Unnamed: 0_level_0,Precision,Recall,F1-score,Accuracy
Method,Unnamed: 1_level_1,Unnamed: 2_level_1,Unnamed: 3_level_1,Unnamed: 4_level_1
LogReg,0.785714,0.916667,0.846154,0.846154
SVM,0.933333,1.0,0.965517,0.961538
MLP,0.714286,0.714286,0.714286,0.692308
DT,0.875,1.0,0.933333,0.923077
KNN,0.875,1.0,0.933333,0.923077


As it can be seen from the table above, the *SVM* model has the highest results. This method will be used to predict the future US President.

In [823]:
best_model = best_clfs[1]

## 5. Predicting the next president

Let us prepare the data for the period between 2017 and 2019 in the same way as for other ones. Then the *SVM* model will be applied to predict the next ruling party.

In [824]:
# test data preparation

diff = (data.loc[2019] - data.loc[2017]).values
test_data = np.concatenate((diff, [1], [0]))

In [827]:
# predicting next ruling part

best_model[0].predict(test_data.reshape(1, -1))

array([1.])

As we can see, the *SVM*-classifier predicts class 1 for given data. It means that the next ruling party will be the Democrats.

In [826]:
# get the probability

best_model[0].predict_proba(test_data.reshape(1, -1))

array([[0.73467831, 0.26532169]])

The probability of this event is 73%.

## 6. Discussion

To sum up, in this work the prediction of the next ruling party was made on the historical data. The approach described in this research has one significant problem - a lack of data. The dataset upsample was made using the SMOTe algorithm to overcome this problem. 5 classical classifiers were trained and compared across the dataset. The *SVM* classifier showed the highest results on the test set and was used to predict the next president.
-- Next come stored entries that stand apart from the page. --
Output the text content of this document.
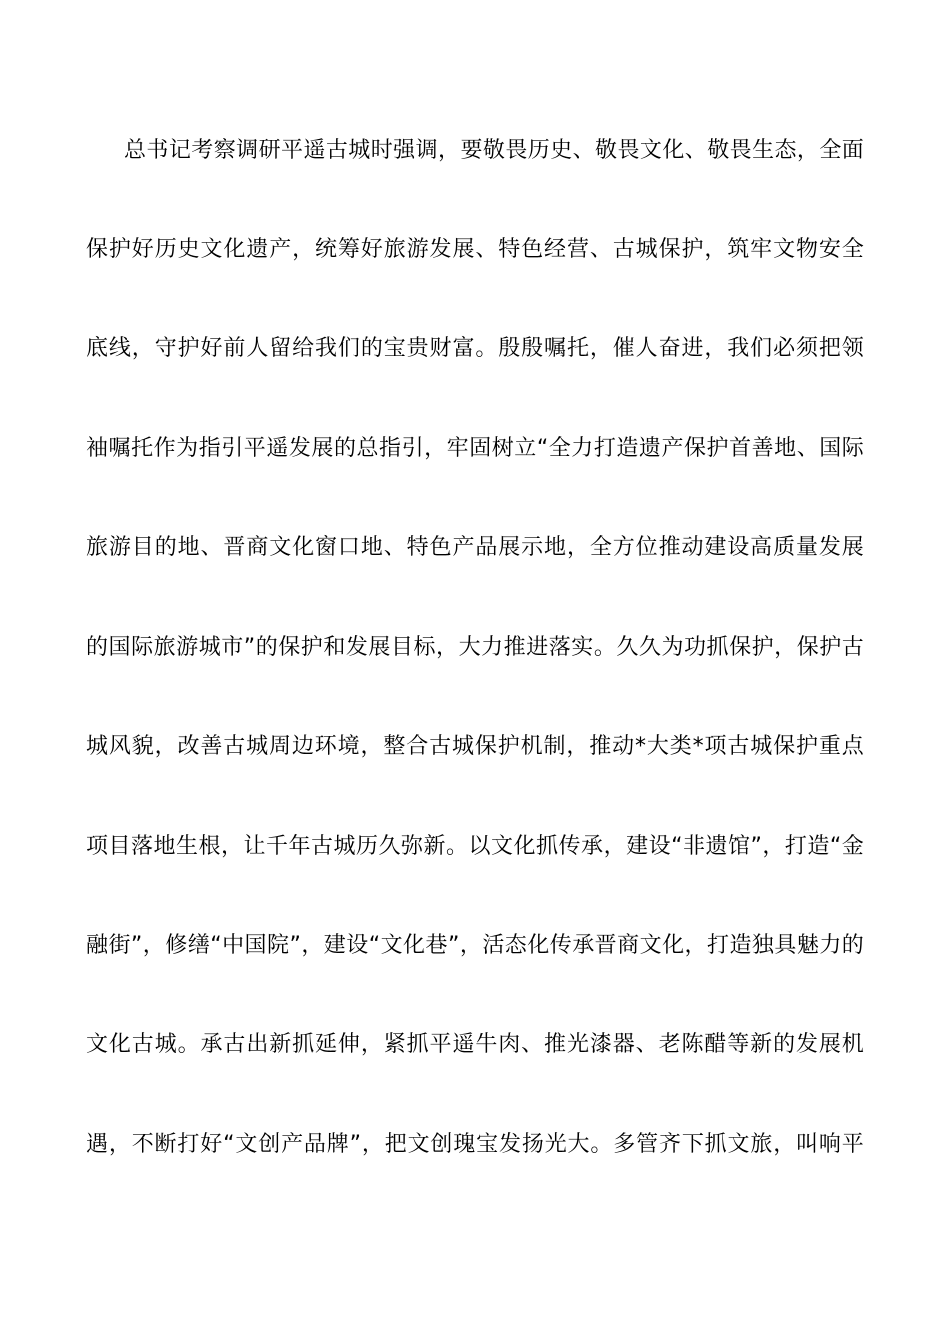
总书记考察调研平遥古城时强调，要敬畏历史、敬畏文化、敬畏生态，全面
保护好历史文化遗产，统筹好旅游发展、特色经营、古城保护，筑牢文物安全
底线，守护好前人留给我们的宝贵财富。殷殷嘱托，催人奋进，我们必须把领
袖嘱托作为指引平遥发展的总指引，牢固树立“全力打造遗产保护首善地、国际
旅游目的地、晋商文化窗口地、特色产品展示地，全方位推动建设高质量发展
的国际旅游城市”的保护和发展目标，大力推进落实。久久为功抓保护，保护古
城风貌，改善古城周边环境，整合古城保护机制，推动*大类*项古城保护重点
项目落地生根，让千年古城历久弥新。以文化抓传承，建设“非遗馆”，打造“金
融街”，修缮“中国院”，建设“文化巷”，活态化传承晋商文化，打造独具魅力的
文化古城。承古出新抓延伸，紧抓平遥牛肉、推光漆器、老陈醋等新的发展机
遇，不断打好“文创产品牌”，把文创瑰宝发扬光大。多管齐下抓文旅，叫响平
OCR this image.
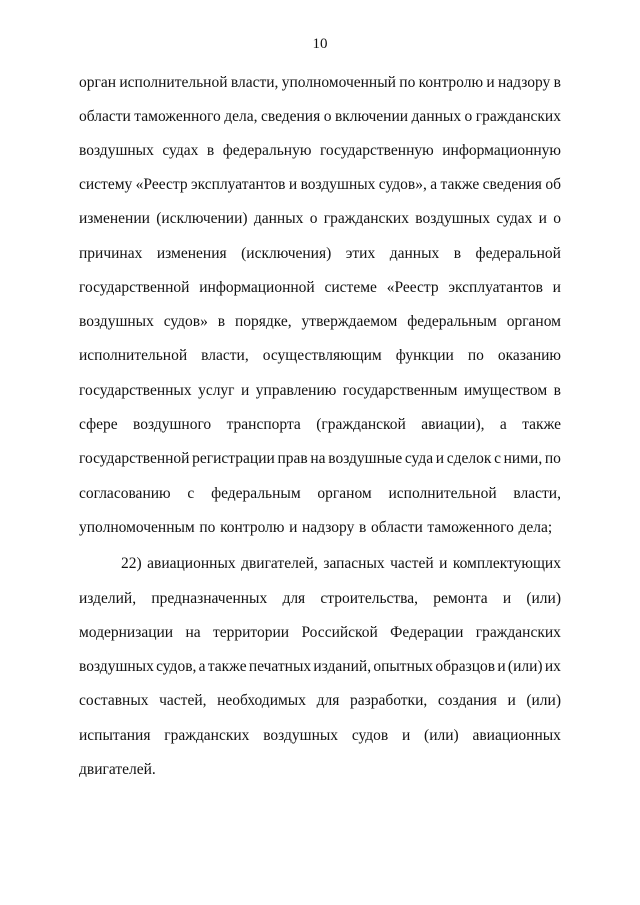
10
орган исполнительной власти, уполномоченный по контролю и надзору в
области таможенного дела, сведения о включении данных о гражданских
воздушных судах в федеральную государственную информационную
систему «Реестр эксплуатантов и воздушных судов», а также сведения об
изменении (исключении) данных о гражданских воздушных судах и о
причинах изменения (исключения) этих данных в федеральной
государственной информационной системе «Реестр эксплуатантов и
воздушных судов» в порядке, утверждаемом федеральным органом
исполнительной власти, осуществляющим функции по оказанию
государственных услуг и управлению государственным имуществом в
сфере воздушного транспорта (гражданской авиации), а также
государственной регистрации прав на воздушные суда и сделок с ними, по
согласованию с федеральным органом исполнительной власти,
уполномоченным по контролю и надзору в области таможенного дела;
22) авиационных двигателей, запасных частей и комплектующих
изделий, предназначенных для строительства, ремонта и (или)
модернизации на территории Российской Федерации гражданских
воздушных судов, а также печатных изданий, опытных образцов и (или) их
составных частей, необходимых для разработки, создания и (или)
испытания гражданских воздушных судов и (или) авиационных
двигателей.
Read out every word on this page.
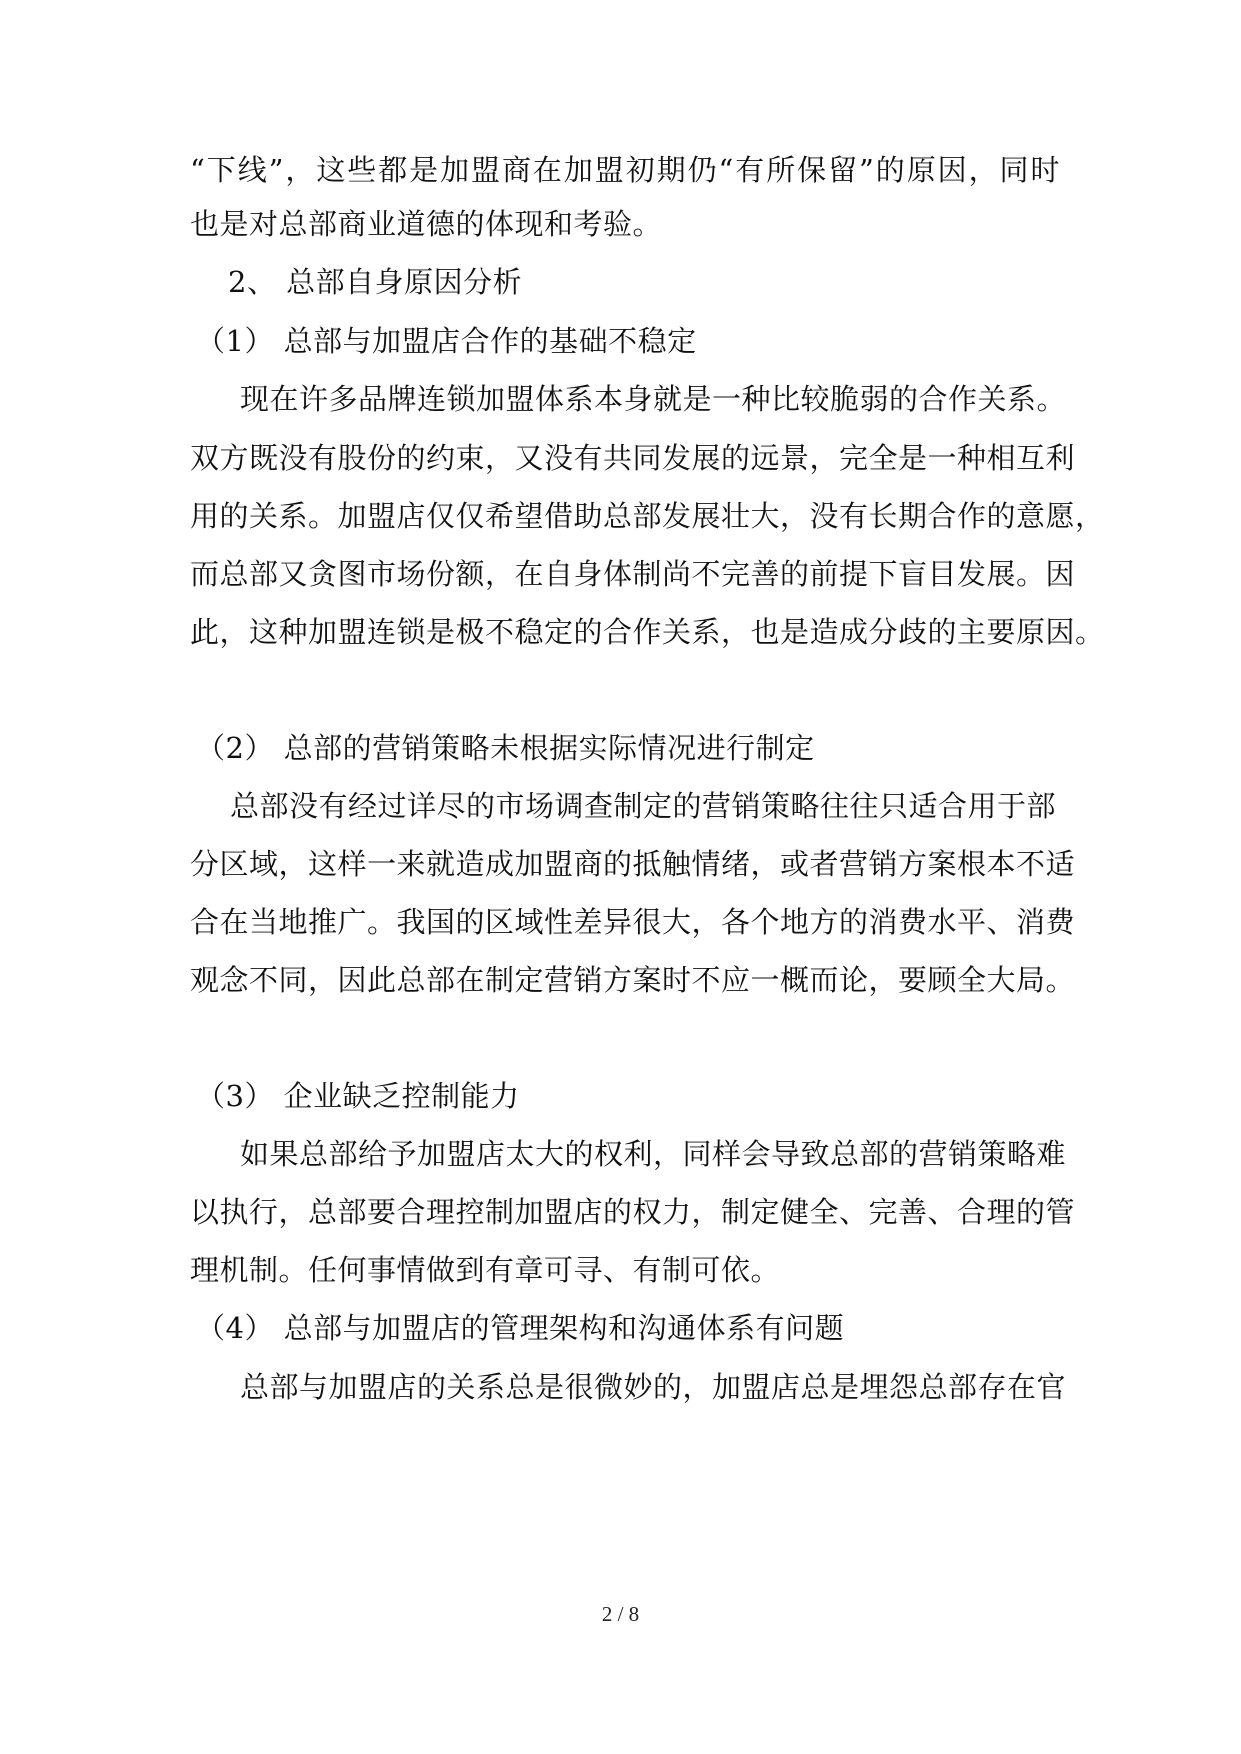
“下线”，这些都是加盟商在加盟初期仍“有所保留”的原因，同时
也是对总部商业道德的体现和考验。
2、 总部自身原因分析
（1） 总部与加盟店合作的基础不稳定
现在许多品牌连锁加盟体系本身就是一种比较脆弱的合作关系。
双方既没有股份的约束，又没有共同发展的远景，完全是一种相互利
用的关系。加盟店仅仅希望借助总部发展壮大，没有长期合作的意愿，
而总部又贪图市场份额，在自身体制尚不完善的前提下盲目发展。因
此，这种加盟连锁是极不稳定的合作关系，也是造成分歧的主要原因。
（2） 总部的营销策略未根据实际情况进行制定
总部没有经过详尽的市场调查制定的营销策略往往只适合用于部
分区域，这样一来就造成加盟商的抵触情绪，或者营销方案根本不适
合在当地推广。我国的区域性差异很大，各个地方的消费水平、消费
观念不同，因此总部在制定营销方案时不应一概而论，要顾全大局。
（3） 企业缺乏控制能力
如果总部给予加盟店太大的权利，同样会导致总部的营销策略难
以执行，总部要合理控制加盟店的权力，制定健全、完善、合理的管
理机制。任何事情做到有章可寻、有制可依。
（4） 总部与加盟店的管理架构和沟通体系有问题
总部与加盟店的关系总是很微妙的，加盟店总是埋怨总部存在官
2 / 8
It predicts that the next ruling party in 2021 will be the Democrats.


Although current model is unstable and does not fully reflect the real world, since in such a task there may be additional dimensions of other factors that reflect the current situation in the country. I believe that this work is a good baseline for future researchers in this field. For example, one of significant improvements to this model may be to add a new set of factors for earlier time periods. This is what I was unable to do due to the unavailability of resources with statistical data on the US economy and social life in Russia.